Foreign countries - especially the 3rd world countries tend to concentrate on science and technical education much more than we do in the west. They understand that is the way to improving their lot in life. We tend to be lazy and pat people on the back because they got a liberal arts degree. Usually much easier to get a degree in sociology or physcology than in math or engineering or chemistry etc. We don't push our young people hard enough in grade school and they come out for the most part not interested in pushing themselves in university. So we get more and more people with minimal skills who expect a good job without having to work for it. There are a few gifted souls who find the maths and sciences easy but not enough of them. We are no longer able to do what the folks in places like China do. They manage to produce reasonable copies of things we once made. Often made by grandmothers sitting on dirt floors.
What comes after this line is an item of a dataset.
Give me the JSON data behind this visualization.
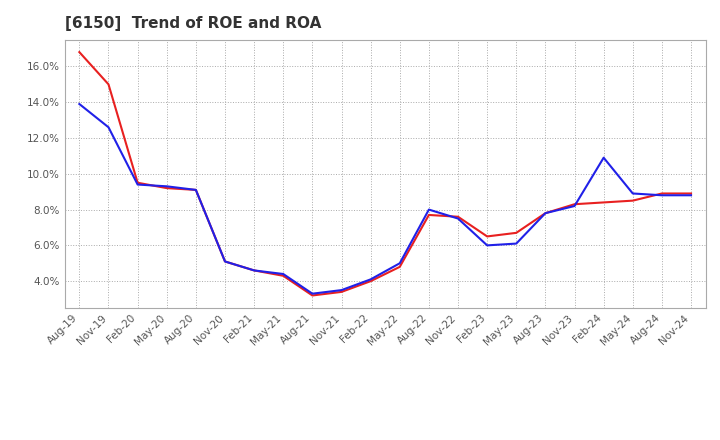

Maybe almost an exaggeration now but at one time certainly true and maybe still somewhat true for some of the rougher goods that we see. I think the USA was once like that but things got to be too good and the factory workers got unionized and demanded more and more money to do less and less. The auto industry was a good example. Some of the line workers that had been on the job for many years commanded silly hourly wages for what they produced. I think most of us need to accept and remember that we need to earn the money we are paid and that if we cease to do so the employer is going to have a problem one way or another. We have educated too many people in the last few decades in ways that have not helped us much. Too many business grads and not enough engineers etc. The business people are just trying to find ways to make money and most often do not look at what they are doing to the company or the country. The biggest item on the spreadsheet is usually wages. How do we cut wages? We outsource to cheaper labour markets like Mexico and now China. We can build a lawn mower for a whole lot less than when it was made in Milwaukee (sp?) but soon, we have to wonder who we are going to sell it to. If the average guy cannot afford a house then he won't need a lawn mower no matter how cheap he can buy it at Walmart.

We have been sold a bill of goods for a long while. The rise of things like television permitted the business grads to advertise to the masses and convince us to buy things whether we needed them or not. Advertising made us want things that our grandparents and even parents never had and did not know they needed. We all wanted to live the dream. We wanted white collar jobs that paid well and we wanted cheap consumer goods. Well we got what we wanted but it came at the expense of many other things. The wife and mother has to work outside the home in order to pay for all of this new stuff. The teachers have to train the children in a whole lot of things they used to learn at home so they don't have as much time to concentrate on the 3 R's etc.

None of this is new and I am rambling a bit but as I said before, we have done it to ourselves and we don't know how to get out of it. People our age are the ones who can see the problem. I doubt if most of the younger folks have any idea how things used to be and what they are missing now. Trades people used to be respected and they for the most part tried to provide good service and do a good job. Now many of them work for big companies that contract out through Home Depot. All that matters is profit. That is driven by the business education folks who can hire the liberal arts grad cheap etc. . . . . .

I could go on all day but I won't.

My mother did not have a microwave oven, or a dishwasher, or a dryer or .... when I was growing up. My father earned his way as a sort of jack of all trades. He had a sawmill and he did construction work. I, as a hobbiest, have 100X the tools that he ever had. I have tools I have never used and probably don't even know I have. He had pretty basic stuff but he used it well and he did fine. He pounded in nails with a hammer. He never owned an air nailer of any sort, and we are not talking all that long ago. He died in 1983 at age 63.

Randy

On 04/04/2014 9:33 AM, Curt Raymond wrote:
Again the answers to your questions are easy.

A. We (the royal we here) want to pay as little as possible for everything so 
we can have more junk. This forces stuff to be made as cheaply as possible 
which requires slave wages.

B. 50 years ago there was no need for education since Johnny could just get a 
good paying job in the mill. Because of that there wasn't real emphasis on 
education in the way there probably should have been. Today we still haven't 
made up for the inertia that held us back in that period...

Of course the answers are simple but implementation is difficult.